I will perhaps touch on that and the pound in a little more detail in Monday’s upcoming

article where I will also be looking briefly at the important ECB policy meeting due next


So, am I surprised by this equity market fallout? Well, not really as it was after all, a

prospect I highlighted in my article back on 8th October when I felt the top for equity

markets was already in place. So, whilst that observation was 100% correct, the suggestion

earlier this week, of a potential Santa Claus rally may not be. However, and looking at the

rebound close last night on Wall Street, the extreme volatility is certainly making any price

prediction very tricky business right now.

Meantime, the FX markets are, by and large continuing to trade sideways, and with nothing

like the kind of implied volatility you’d expect given the current swings in the equity space.

That may change though as liquidity starts to dissipate in the run up to the festive season.

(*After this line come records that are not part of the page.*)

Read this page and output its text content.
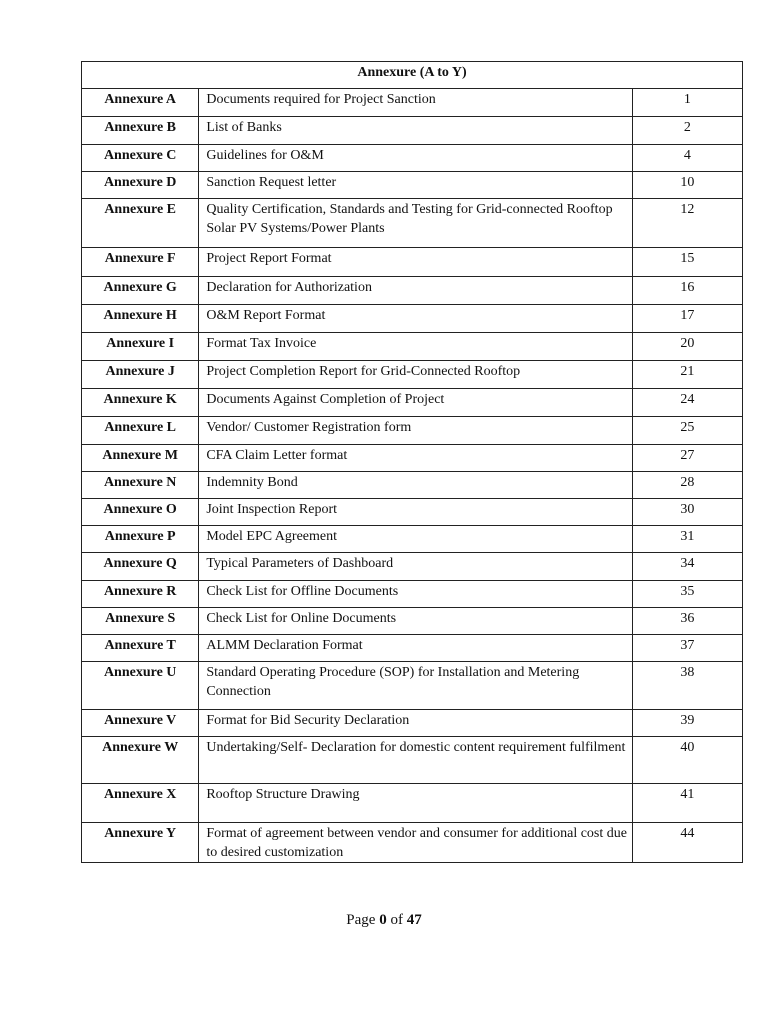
Annexure (A to Y)		
Annexure A	Documents required for Project Sanction	1
Annexure B	List of Banks	2
Annexure C	Guidelines for O&M	4
Annexure D	Sanction Request letter	10
Annexure E	Quality Certification, Standards and Testing for Grid-connected Rooftop Solar PV Systems/Power Plants	12
Annexure F	Project Report Format	15
Annexure G	Declaration for Authorization	16
Annexure H	O&M Report Format	17
Annexure I	Format Tax Invoice	20
Annexure J	Project Completion Report for Grid-Connected Rooftop	21
Annexure K	Documents Against Completion of Project	24
Annexure L	Vendor/ Customer Registration form	25
Annexure M	CFA Claim Letter format	27
Annexure N	Indemnity Bond	28
Annexure O	Joint Inspection Report	30
Annexure P	Model EPC Agreement	31
Annexure Q	Typical Parameters of Dashboard	34
Annexure R	Check List for Offline Documents	35
Annexure S	Check List for Online Documents	36
Annexure T	ALMM Declaration Format	37
Annexure U	Standard Operating Procedure (SOP) for Installation and Metering Connection	38
Annexure V	Format for Bid Security Declaration	39
Annexure W	Undertaking/Self- Declaration for domestic content requirement fulfilment	40
Annexure X	Rooftop Structure Drawing	41
Annexure Y	Format of agreement between vendor and consumer for additional cost due to desired customization	44
Page 0 of 47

Something to be mindful of when taking FX stability entirely for granted over the coming

three weeks.

For the time being though, the EURUSD is seemingly trapped inside a 1.13-1.15 range, the

USDJPY is holding a 112-114 range and the GBPUSD, give or take, is inside a 1.27-1.29 range.

Naturally, the latter will surely change after the ‘meaningful vote’ next Tuesday- assuming it

is in any way ‘meaningful’ of course!

Now, one other reason for the sell off in equity markets most recently has been placed at

the door of lower oil prices which has led many commentators to conclude this is

portending a slowdown in 2019. That might be the case, but the fall in oil prices could have

just as much to do with over supply as it does demand.

The failure of OPEC yesterday to reach an agreement on lowering output levels should

perhaps be mentioned in conjunction with a not so well telegraphed piece of information

that also came across the wires. That is news from the EIA noting that the US became a net

exporter of crude and refined products for the first time on record last week.

So, given that information maybe it’s not so surprising that oil prices have fallen so much in

recent weeks? Perhaps even less surprising given that EIA nugget; is the apparent lack of

urgency by OPEC to do anything about it.

Whatever cynical conclusion anyone might arrive at from all this; the truth is that US oil

independence has significant long term ramifications for the US economy and the dollar.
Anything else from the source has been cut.